The UCy-RTC report also attributed the improvement to “moderate growth in the euro area and the EU, stronger-than-expected growth in the UK (in spite of the June 2016 Brexit vote) and the moderation of the recession in Russia,” as well as, “further strengthening of economic sentiment in Cyprus and in the EU.”
Other favourable factors included improved performance of foreign stock markets, reflecting less adverse external economic conditions now vis-à-vis the conditions in the first half of 2016; the prolonged period of declining energy prices and the subdued non-energy commodity prices; the ongoing normalisation of the domestic banking sector marked by increases in deposits, deleveraging and low lending interest rates; and the improved general government balance and primary balance in January – November 2016, relative to the same period in 2015.
“The low levels of European interest rates have been supportive of the recovery in Cyprus; however, the protracted period of low interest rates also reflects uncertainties about the growth momentum in the euro area which could weigh on the strength of the recovery in Cyprus in subsequent quarters,” the UCy-ERC report warned as it listed the downside risks to the growth forecasts.
A considerable slowdown in the UK and further depreciation of the pound against the euro, as a result of increased political and economic uncertainty following the Brexit vote, are expected to directly affect the Cypriot economy, primarily through weaker exports of services, it said, adding weaker-than-expected growth in the EU and the euro area as a result of (i) the Brexit vote - impacting activity through e.g. trade and confidence channels - and (ii) worsening growth prospects in emerging market economies.
“The high private indebtedness levels that have led to deleveraging and increased default rates continue to pose significant risks to the stability of the domestic banking system and to the outlook for the economy, especially in conditions of subdued property prices,” the report said.
“The high public debt-to-GDP ratio renders Cyprus vulnerable to external negative shocks; thus delays in the advancement of structural reforms may create risks to public finances, Cyprus’s credibility and market borrowing costs.”

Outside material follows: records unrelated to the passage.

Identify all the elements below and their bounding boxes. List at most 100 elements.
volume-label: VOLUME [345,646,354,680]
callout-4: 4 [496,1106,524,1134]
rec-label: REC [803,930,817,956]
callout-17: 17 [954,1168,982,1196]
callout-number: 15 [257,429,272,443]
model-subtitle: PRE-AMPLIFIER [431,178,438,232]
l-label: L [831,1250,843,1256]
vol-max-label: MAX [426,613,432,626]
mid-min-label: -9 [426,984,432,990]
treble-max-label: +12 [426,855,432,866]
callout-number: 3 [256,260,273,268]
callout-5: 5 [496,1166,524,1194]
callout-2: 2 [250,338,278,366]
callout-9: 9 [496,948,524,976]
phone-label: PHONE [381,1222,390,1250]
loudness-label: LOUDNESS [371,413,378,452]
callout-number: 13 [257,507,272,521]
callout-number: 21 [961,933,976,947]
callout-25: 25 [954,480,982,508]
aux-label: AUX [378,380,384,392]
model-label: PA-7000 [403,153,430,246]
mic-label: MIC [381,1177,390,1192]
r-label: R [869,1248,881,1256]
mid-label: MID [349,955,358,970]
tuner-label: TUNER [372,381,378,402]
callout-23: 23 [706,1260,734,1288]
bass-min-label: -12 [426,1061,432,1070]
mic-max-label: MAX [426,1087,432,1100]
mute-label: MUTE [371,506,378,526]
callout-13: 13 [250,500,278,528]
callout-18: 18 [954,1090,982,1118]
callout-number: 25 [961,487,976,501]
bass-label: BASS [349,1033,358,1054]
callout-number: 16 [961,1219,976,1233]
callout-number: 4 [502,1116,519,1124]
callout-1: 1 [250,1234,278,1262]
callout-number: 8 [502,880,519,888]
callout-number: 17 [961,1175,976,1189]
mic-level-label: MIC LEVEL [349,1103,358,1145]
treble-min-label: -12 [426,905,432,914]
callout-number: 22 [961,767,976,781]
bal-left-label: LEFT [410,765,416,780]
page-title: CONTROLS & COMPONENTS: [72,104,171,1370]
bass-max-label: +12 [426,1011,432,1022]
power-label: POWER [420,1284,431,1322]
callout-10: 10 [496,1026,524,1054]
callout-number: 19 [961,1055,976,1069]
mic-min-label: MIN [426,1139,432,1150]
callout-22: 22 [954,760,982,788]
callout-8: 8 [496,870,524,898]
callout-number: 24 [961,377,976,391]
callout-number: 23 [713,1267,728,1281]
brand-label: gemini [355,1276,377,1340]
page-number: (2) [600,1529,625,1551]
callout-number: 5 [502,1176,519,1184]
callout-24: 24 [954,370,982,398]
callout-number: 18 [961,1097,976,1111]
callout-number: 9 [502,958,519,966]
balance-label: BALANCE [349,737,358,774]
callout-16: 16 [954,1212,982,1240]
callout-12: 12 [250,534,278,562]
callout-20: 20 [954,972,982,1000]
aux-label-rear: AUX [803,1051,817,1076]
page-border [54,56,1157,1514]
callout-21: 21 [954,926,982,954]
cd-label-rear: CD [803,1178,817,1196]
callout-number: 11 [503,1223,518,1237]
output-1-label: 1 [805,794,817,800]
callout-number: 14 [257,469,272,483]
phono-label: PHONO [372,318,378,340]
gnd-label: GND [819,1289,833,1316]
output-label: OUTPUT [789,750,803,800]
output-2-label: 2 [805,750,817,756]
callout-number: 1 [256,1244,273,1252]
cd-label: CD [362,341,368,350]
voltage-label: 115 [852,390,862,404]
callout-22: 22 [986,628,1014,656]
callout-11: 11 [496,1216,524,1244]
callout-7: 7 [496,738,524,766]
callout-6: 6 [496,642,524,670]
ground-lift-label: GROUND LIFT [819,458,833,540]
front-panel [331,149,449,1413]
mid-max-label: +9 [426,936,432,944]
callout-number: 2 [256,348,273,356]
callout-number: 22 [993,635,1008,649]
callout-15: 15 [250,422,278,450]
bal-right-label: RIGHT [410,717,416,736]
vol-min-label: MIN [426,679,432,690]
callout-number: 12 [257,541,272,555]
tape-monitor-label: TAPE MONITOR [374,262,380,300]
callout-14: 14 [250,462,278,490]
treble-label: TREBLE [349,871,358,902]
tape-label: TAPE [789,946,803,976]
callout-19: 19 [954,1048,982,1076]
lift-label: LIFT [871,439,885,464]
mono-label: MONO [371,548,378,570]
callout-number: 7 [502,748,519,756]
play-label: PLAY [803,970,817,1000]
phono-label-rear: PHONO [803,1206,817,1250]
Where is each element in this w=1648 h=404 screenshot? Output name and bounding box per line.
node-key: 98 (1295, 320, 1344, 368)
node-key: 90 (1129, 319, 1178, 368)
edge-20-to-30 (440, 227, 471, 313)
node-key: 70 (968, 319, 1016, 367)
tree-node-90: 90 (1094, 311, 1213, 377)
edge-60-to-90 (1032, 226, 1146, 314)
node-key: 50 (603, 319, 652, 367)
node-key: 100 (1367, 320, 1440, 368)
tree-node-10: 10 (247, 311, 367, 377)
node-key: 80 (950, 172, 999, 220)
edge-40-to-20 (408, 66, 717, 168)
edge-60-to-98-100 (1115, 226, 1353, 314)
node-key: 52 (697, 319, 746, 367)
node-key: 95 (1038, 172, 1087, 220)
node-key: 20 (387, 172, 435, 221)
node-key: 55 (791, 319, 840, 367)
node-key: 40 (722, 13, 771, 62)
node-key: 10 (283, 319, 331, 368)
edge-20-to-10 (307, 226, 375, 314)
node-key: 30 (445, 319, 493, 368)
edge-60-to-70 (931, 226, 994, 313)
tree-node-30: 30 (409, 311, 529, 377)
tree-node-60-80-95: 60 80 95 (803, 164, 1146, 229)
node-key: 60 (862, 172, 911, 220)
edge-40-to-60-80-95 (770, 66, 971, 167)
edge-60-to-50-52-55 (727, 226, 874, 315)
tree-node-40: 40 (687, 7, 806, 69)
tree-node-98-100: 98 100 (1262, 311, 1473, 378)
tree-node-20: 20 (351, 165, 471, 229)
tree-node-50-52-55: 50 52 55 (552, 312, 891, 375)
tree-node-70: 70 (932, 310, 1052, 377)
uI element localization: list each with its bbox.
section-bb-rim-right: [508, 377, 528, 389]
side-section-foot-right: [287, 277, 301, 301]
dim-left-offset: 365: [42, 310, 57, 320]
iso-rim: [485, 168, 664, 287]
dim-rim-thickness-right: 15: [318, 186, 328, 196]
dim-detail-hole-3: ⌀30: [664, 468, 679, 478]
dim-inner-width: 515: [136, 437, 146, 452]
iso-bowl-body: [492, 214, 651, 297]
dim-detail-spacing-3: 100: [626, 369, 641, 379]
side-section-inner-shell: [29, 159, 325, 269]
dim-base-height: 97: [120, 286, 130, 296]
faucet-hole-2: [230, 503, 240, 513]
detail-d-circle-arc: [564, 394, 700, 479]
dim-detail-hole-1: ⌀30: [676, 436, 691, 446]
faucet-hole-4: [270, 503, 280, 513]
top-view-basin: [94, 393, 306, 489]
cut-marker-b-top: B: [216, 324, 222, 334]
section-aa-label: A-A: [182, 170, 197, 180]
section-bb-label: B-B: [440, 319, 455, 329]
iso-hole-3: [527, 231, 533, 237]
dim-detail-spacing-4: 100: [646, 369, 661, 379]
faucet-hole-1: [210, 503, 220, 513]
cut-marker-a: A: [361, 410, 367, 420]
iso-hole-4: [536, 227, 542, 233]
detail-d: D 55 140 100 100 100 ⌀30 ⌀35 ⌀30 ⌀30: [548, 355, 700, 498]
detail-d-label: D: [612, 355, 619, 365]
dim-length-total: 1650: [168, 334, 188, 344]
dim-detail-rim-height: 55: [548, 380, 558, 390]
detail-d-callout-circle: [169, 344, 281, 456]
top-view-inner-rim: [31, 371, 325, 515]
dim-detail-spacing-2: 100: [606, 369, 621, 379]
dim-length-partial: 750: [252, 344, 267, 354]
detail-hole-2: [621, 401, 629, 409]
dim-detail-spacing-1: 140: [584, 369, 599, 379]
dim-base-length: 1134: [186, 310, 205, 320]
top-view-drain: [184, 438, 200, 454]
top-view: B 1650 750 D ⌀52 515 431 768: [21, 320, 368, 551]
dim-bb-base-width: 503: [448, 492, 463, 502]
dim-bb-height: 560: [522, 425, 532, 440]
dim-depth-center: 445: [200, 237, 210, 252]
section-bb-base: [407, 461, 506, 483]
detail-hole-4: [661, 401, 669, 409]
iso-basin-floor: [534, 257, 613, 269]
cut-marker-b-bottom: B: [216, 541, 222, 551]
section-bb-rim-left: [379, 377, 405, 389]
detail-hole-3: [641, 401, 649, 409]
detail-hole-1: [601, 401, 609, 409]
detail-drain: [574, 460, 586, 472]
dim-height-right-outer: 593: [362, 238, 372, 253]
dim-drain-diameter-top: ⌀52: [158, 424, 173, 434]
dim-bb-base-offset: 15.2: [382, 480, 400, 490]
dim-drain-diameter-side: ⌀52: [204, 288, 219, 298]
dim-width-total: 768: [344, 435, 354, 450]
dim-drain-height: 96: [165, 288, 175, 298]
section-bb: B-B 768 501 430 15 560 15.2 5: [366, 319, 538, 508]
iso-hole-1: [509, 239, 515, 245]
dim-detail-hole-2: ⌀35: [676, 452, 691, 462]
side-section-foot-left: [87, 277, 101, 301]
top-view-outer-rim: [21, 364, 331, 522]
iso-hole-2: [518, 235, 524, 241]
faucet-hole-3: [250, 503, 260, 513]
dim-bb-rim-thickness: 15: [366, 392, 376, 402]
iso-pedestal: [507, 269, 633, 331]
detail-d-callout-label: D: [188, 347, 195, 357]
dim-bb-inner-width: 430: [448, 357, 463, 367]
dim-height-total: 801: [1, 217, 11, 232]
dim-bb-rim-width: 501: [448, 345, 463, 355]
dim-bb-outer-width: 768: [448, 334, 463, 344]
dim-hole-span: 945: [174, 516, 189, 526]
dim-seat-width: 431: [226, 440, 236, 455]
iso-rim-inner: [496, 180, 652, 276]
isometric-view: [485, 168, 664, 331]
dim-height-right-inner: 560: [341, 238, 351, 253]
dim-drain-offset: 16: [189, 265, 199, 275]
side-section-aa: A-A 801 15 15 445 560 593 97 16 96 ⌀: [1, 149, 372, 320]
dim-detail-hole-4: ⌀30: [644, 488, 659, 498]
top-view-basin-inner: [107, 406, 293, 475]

Thus, a protracted period of elevated unemployment could undermine the growth prospects of the Cypriot economy, the UCy-ERC report said.
Upside risks to the outlook include (i) improved economic conditions in Russia as oil prices are rebounding, and (ii) new investment projects linked to tourism, energy and public infrastructure.
Looking ahead in 2017, the UCy-ERC January outlook concluded that inflation is projected to turn positive; CPI inflation is forecasted to reach 1.5% as activity growth is anticipated to continue and energy prices are expected to increase.